Studio album by Alice Cooper
- Released: September 5, 1987
- Recorded: 1987
- Genre: Heavy metal; hard rock; glam metal;
- Length: 36:53
- Label: MCA
- Producer: Michael Wagener

Alice Cooper chronology
| Constrictor (1986) | Raise Your Fist and Yell (1987) | Trash (1989) |

Singles from Raise Your Fist and Yell
- "Freedom" Released: November 1987;

= Raise Your Fist and Yell =

Raise Your Fist and Yell is the tenth solo and overall seventeenth studio album by American rock singer Alice Cooper, released on September 5, 1987, by MCA Records. It features the track "Prince of Darkness", which is featured very briefly in the John Carpenter film of the same name, in which Cooper has a cameo as a murderous vagrant. The song can be heard on the Walkman of one of his victims. A music video was made for the song "Freedom", which also became the album's sole single. Raise Your Fist and Yell is the only Alice Cooper album to feature Ken K. Mary on drums and the second and last to feature Kip Winger on bass.

The album continues the slasher film trend created by Cooper's previous album Constrictor. The track "Lock Me Up" features a guest appearance from Robert Englund, who portrayed Freddy Krueger in the A Nightmare on Elm Street series.

The album cover for Raise Your Fist and Yell was painted by artist Jim Warren.

Professional ratings
Review scores
| Source | Rating |
| AllMusic | Star Half star |
| NME | 5/10 |

== Tour ==
The infamous tour for the album, dubbed "Live in the Flesh", was notorious in Europe in 1988 for its graphic violence and theatricality. The show included many of Cooper's old favourites, such as the gallows (for the first time since 1972), but offered new theatrics such as impaling a person with a microphone stand. (This was also seen in John Carpenter's Prince of Darkness, used by Cooper in a cameo role as a vagrant who kills one of the characters with the front forks of a bicycle.) Most of the tour's more violent acts were heavily inspired by the horror movies of the time, by including graphic onstage deaths and large amounts of stage blood. Cooper has been said to be a big fan of these movies.

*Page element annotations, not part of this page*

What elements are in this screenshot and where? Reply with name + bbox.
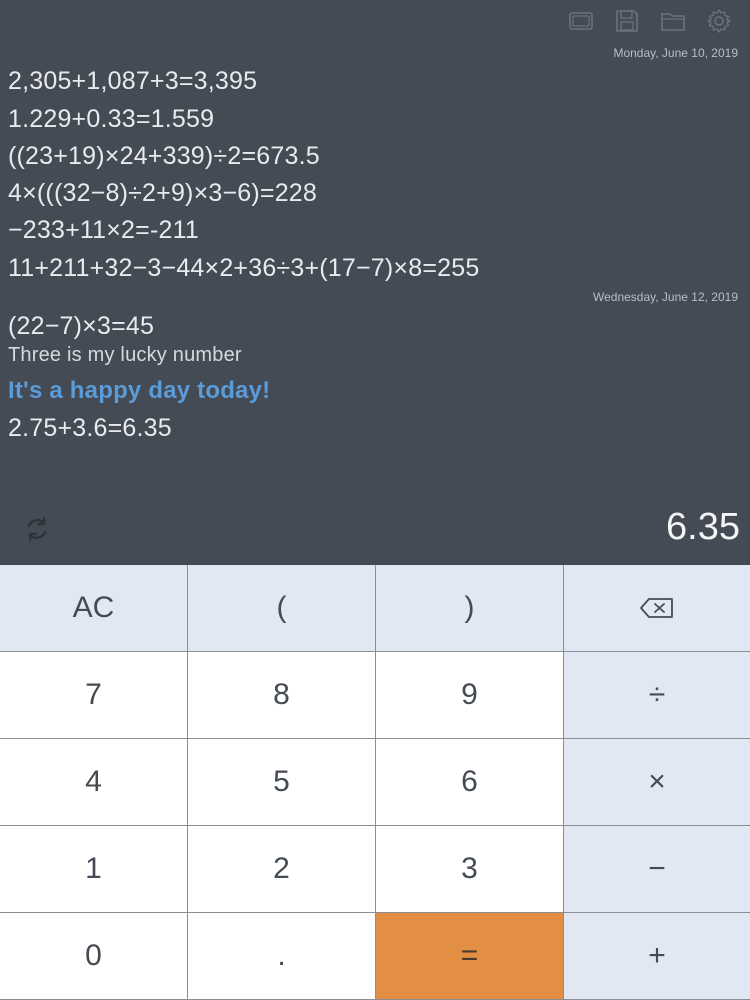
key-open-paren[interactable]: ( <box>188 565 376 652</box>
history-line[interactable]: 4×(((32−8)÷2+9)×3−6)=228 <box>8 179 317 208</box>
history-note[interactable]: Three is my lucky number <box>8 344 242 367</box>
history-line[interactable]: 1.229+0.33=1.559 <box>8 105 214 134</box>
history-line[interactable]: ((23+19)×24+339)÷2=673.5 <box>8 142 320 171</box>
screen-icon <box>569 12 593 30</box>
keypad: AC ( ) 7 8 9 ÷ 4 5 6 × 1 2 3 − 0 . = + <box>0 565 750 1000</box>
key-2[interactable]: 2 <box>188 826 376 913</box>
key-4[interactable]: 4 <box>0 739 188 826</box>
settings-button[interactable] <box>706 8 732 34</box>
history-date: Wednesday, June 12, 2019 <box>593 290 738 304</box>
screen-button[interactable] <box>568 8 594 34</box>
key-equals[interactable]: = <box>376 913 564 1000</box>
key-5[interactable]: 5 <box>188 739 376 826</box>
backspace-icon <box>640 598 673 618</box>
history-line[interactable]: 2.75+3.6=6.35 <box>8 414 172 443</box>
key-0[interactable]: 0 <box>0 913 188 1000</box>
key-6[interactable]: 6 <box>376 739 564 826</box>
save-icon <box>616 10 638 32</box>
key-3[interactable]: 3 <box>376 826 564 913</box>
result-bar: 6.35 <box>0 500 750 562</box>
key-decimal[interactable]: . <box>188 913 376 1000</box>
result-display: 6.35 <box>666 506 740 548</box>
key-clear[interactable]: AC <box>0 565 188 652</box>
key-1[interactable]: 1 <box>0 826 188 913</box>
refresh-button[interactable] <box>22 514 52 544</box>
key-7[interactable]: 7 <box>0 652 188 739</box>
key-subtract[interactable]: − <box>564 826 750 913</box>
key-9[interactable]: 9 <box>376 652 564 739</box>
history-line[interactable]: (22−7)×3=45 <box>8 312 154 341</box>
key-close-paren[interactable]: ) <box>376 565 564 652</box>
refresh-icon <box>27 516 47 542</box>
history-line[interactable]: 11+211+32−3−44×2+36÷3+(17−7)×8=255 <box>8 254 479 283</box>
key-add[interactable]: + <box>564 913 750 1000</box>
history-line[interactable]: 2,305+1,087+3=3,395 <box>8 67 257 96</box>
history-date: Monday, June 10, 2019 <box>613 46 738 60</box>
key-backspace[interactable] <box>564 565 750 652</box>
open-button[interactable] <box>660 8 686 34</box>
toolbar <box>568 8 732 34</box>
history-line[interactable]: −233+11×2=-211 <box>8 216 199 245</box>
key-8[interactable]: 8 <box>188 652 376 739</box>
key-multiply[interactable]: × <box>564 739 750 826</box>
save-button[interactable] <box>614 8 640 34</box>
key-divide[interactable]: ÷ <box>564 652 750 739</box>
gear-icon <box>707 9 731 33</box>
history-highlight-note[interactable]: It's a happy day today! <box>8 377 270 405</box>
history-panel: Monday, June 10, 2019 2,305+1,087+3=3,39… <box>0 0 750 565</box>
folder-icon <box>661 13 685 31</box>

The show was seen to be so violent that the German government forced Cooper to remove some of the more graphic parts of the show. A (blind) Member of Parliament in the UK, David Blunkett, appealed to have the show banned altogether from the country, but his attempt was unsuccessful.

=== Live performances ===
Five songs from Raise Your Fist and Yell were played by Cooper during the album's supporting tour: "Freedom", "Prince of Darkness", "Chop Chop Chop", "Gail" and "Roses on White Lace". "Roses on White Lace" was revived as a regular part of setlists for the 2019 "Ol' Black Eyes Is Back" tour, and "Freedom" was part of the finale for several shows in late 2022 and early 2023 when Kane Roberts returned to the band for a while. "Lock Me Up" has been used to open shows since 2023. Other than those, nothing from "Raise Your Fist and Yell" album has returned to the setlist.

== Track listing ==

Side one
| No. | Title | Length |
|---|---|---|
| 1. | "Freedom" | 4:09 |
| 2. | "Lock Me Up" | 3:24 |
| 3. | "Give the Radio Back" | 3:34 |
| 4. | "Step on You" | 3:39 |
| 5. | "Not That Kind of Love" | 3:15 |

Side two
| No. | Title | Writer(s) | Length |
|---|---|---|---|
| 6. | "Prince of Darkness" |  | 5:10 |
| 7. | "Time to Kill" |  | 3:39 |
| 8. | "Chop, Chop, Chop" |  | 3:06 |
| 9. | "Gail" | Cooper, Roberts, Winger | 2:30 |
| 10. | "Roses on White Lace" |  | 4:27 |

== Personnel ==
- Alice Cooper – vocals
- Kane Roberts – guitar, backing vocals
- Kip Winger – bass, backing vocals, keyboards on "Gail"
- Paul Taylor – keyboards
- Ken K. Mary – drums

- Additional personnel
- Robert Englund – Freddy Krueger on "Lock Me Up"

== Charts ==

| Chart (1986) | Peak position |
|---|---|
| Canada Top Albums/CDs (RPM) | 66 |
| Finnish Albums (Suomen virallinen lista) | 36 |
| Swedish Albums (Sverigetopplistan) | 15 |
| UK Albums (Official Charts) | 48 |
| US Billboard 200 | 73 |

==Certifications==

| Region | Certification | Certified units/sales |
| Canada (Music Canada) | Gold | 50,000^{^} |
^{^} Shipments figures based on certification alone.